Liberal MPs spent two days at a Barossa Valley wine resort “love-in” this week, where Mr Marshall outlined his new land-tax proposals to his team.
While revealing none of the details of his compromise, the Premier said he had been thinking through his final plan and it could differ from what was outlined in June.
“Early next week, I will go out with the position that will further improve the competitiveness of SA,” Mr Marshall told The Australianon Thursday.
“We have already removed stamp duty on all commercial and industrial transactions in SA and what we will finalise in terms of land tax will be a further reduction.
“We are intent on aggregation but we also accept that our land-tax rates are far too high. I am absolutely obsessed with making SA a more attractive investment destination.”
The aggregation model proposed by the government is already in place in NSW, Victoria and Queensland; its absence in South Australia has created haves and have-nots within the investor community.
The vast majority of investment properties in the state — about 22,500 — are aggregated, with 4500 using trusts to reduce tax burdens, and these are the investors furious at the changes.

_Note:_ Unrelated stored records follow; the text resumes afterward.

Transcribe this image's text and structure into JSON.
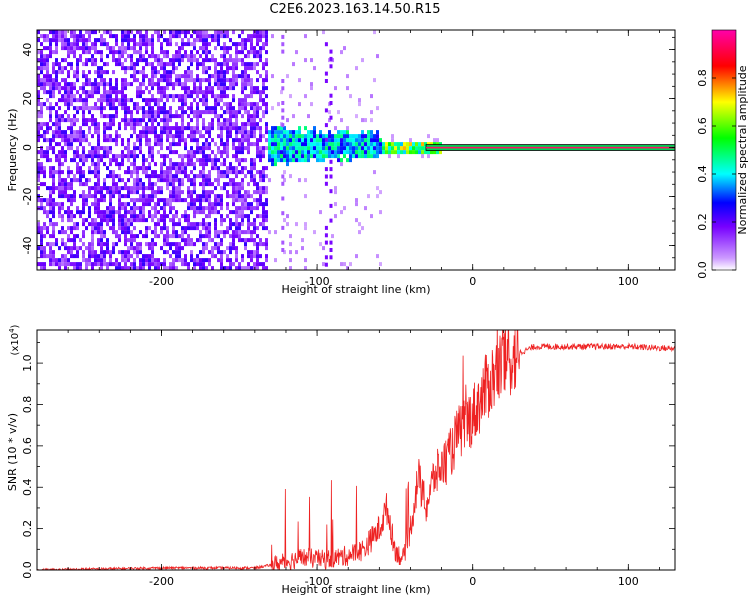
{
  "title": "C2E6.2023.163.14.50.R15",
  "chart_data": [
    {
      "type": "heatmap",
      "xlabel": "Height of straight line (km)",
      "ylabel": "Frequency (Hz)",
      "xlim": [
        -280,
        130
      ],
      "ylim": [
        -50,
        48
      ],
      "xticks": [
        -200,
        -100,
        0,
        100
      ],
      "yticks": [
        -40,
        -20,
        0,
        20,
        40
      ],
      "colorbar": {
        "label": "Normalized spectral amplitude",
        "range": [
          0,
          1
        ],
        "ticks": [
          0.0,
          0.2,
          0.4,
          0.6,
          0.8
        ],
        "colors": [
          "#ffffff",
          "#cc99ff",
          "#7700ff",
          "#0000ff",
          "#00ffff",
          "#00ff00",
          "#ffff00",
          "#ff0000",
          "#ff00aa"
        ]
      },
      "regions": [
        {
          "x": [
            -280,
            -132
          ],
          "f_spread": 48,
          "amplitude": 0.3
        },
        {
          "x": [
            -132,
            -60
          ],
          "f_spread": 6,
          "amplitude": 0.45
        },
        {
          "x": [
            -60,
            -20
          ],
          "f_spread": 2,
          "amplitude": 0.75
        },
        {
          "x": [
            -20,
            130
          ],
          "f_spread": 0.5,
          "amplitude": 0.95
        }
      ]
    },
    {
      "type": "line",
      "xlabel": "Height of straight line (km)",
      "ylabel": "SNR (10 * v/v)",
      "scale_label": "(x10",
      "scale_exp": "4",
      "scale_close": ")",
      "xlim": [
        -280,
        130
      ],
      "ylim": [
        0,
        1.16
      ],
      "xticks": [
        -200,
        -100,
        0,
        100
      ],
      "yticks": [
        0.0,
        0.2,
        0.4,
        0.6,
        0.8,
        1.0
      ],
      "color": "#ee2222",
      "series": [
        {
          "x": [
            -280,
            -200,
            -140,
            -125,
            -110,
            -95,
            -80,
            -70,
            -60,
            -55,
            -50,
            -45,
            -40,
            -35,
            -30,
            -25,
            -20,
            -15,
            -10,
            -5,
            0,
            5,
            10,
            20,
            30,
            40,
            60,
            80,
            100,
            130
          ],
          "y": [
            0.0,
            0.01,
            0.01,
            0.03,
            0.06,
            0.05,
            0.07,
            0.1,
            0.2,
            0.3,
            0.1,
            0.05,
            0.2,
            0.45,
            0.3,
            0.45,
            0.5,
            0.55,
            0.65,
            0.7,
            0.75,
            0.82,
            0.9,
            1.0,
            1.05,
            1.08,
            1.08,
            1.08,
            1.08,
            1.07
          ]
        }
      ]
    }
  ]
}
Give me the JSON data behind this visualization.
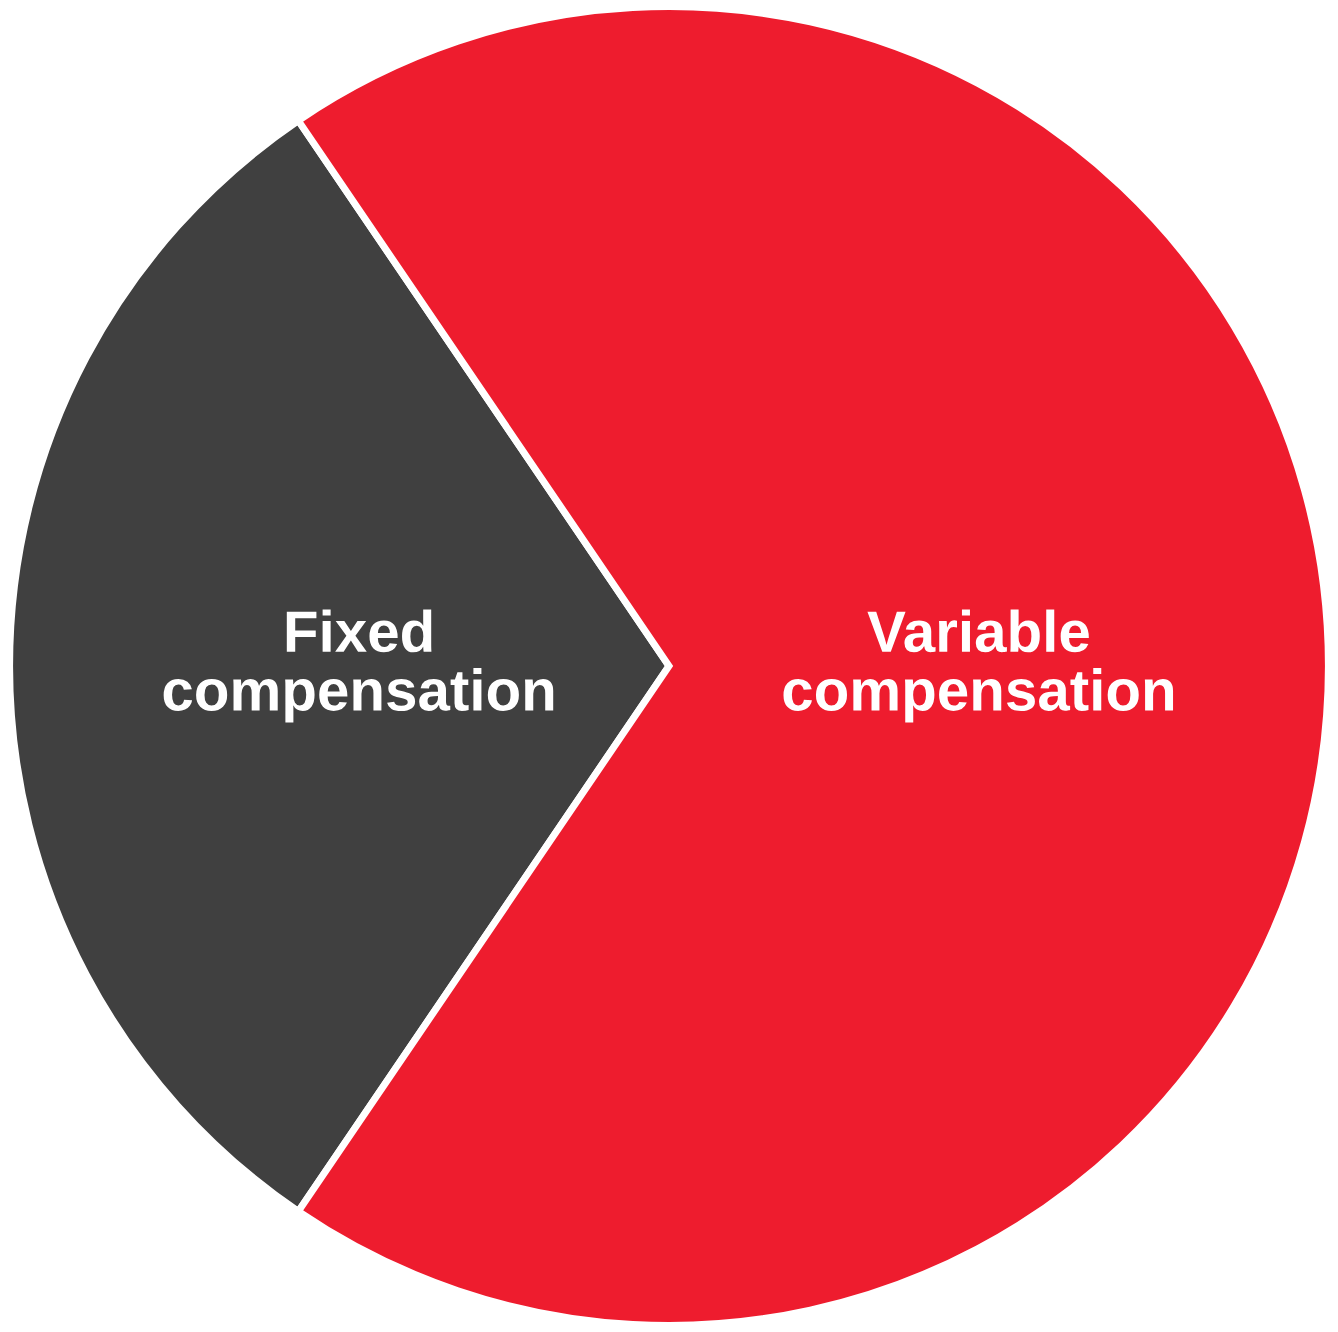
{
  "chart_data": {
    "type": "pie",
    "categories": [
      "Fixed\ncompensation",
      "Variable\ncompensation"
    ],
    "values": [
      31,
      69
    ],
    "colors": [
      "#404040",
      "#ee1c2e"
    ],
    "legend": false
  }
}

Property Council SA executive director Daniel Gannon said the existing land-tax arrangements were “an anti-competitive regime that discourages investment and pinches pennies from mum-and-dad and institutional property investors”.
Any reductions in the top rate would be negligible if the aggregation policy was not ditched, he said.
“While the state government’s appetite to water down its initial budget measure would be welcomed, there are too many demons associated with aggregation to simply let that slip through.
“Aggregation needs to be rescinded to deliver on the Premier’s election promise of lowering land tax and avoid taking a sledgehammer to business, jobs, mum-and-dad and nest-egg investors, and the state’s investment attractiveness.”
Mr Gannon said the added problem for the SA property market was that the state Valuer-General was currently undertaking a statewide property revaluation.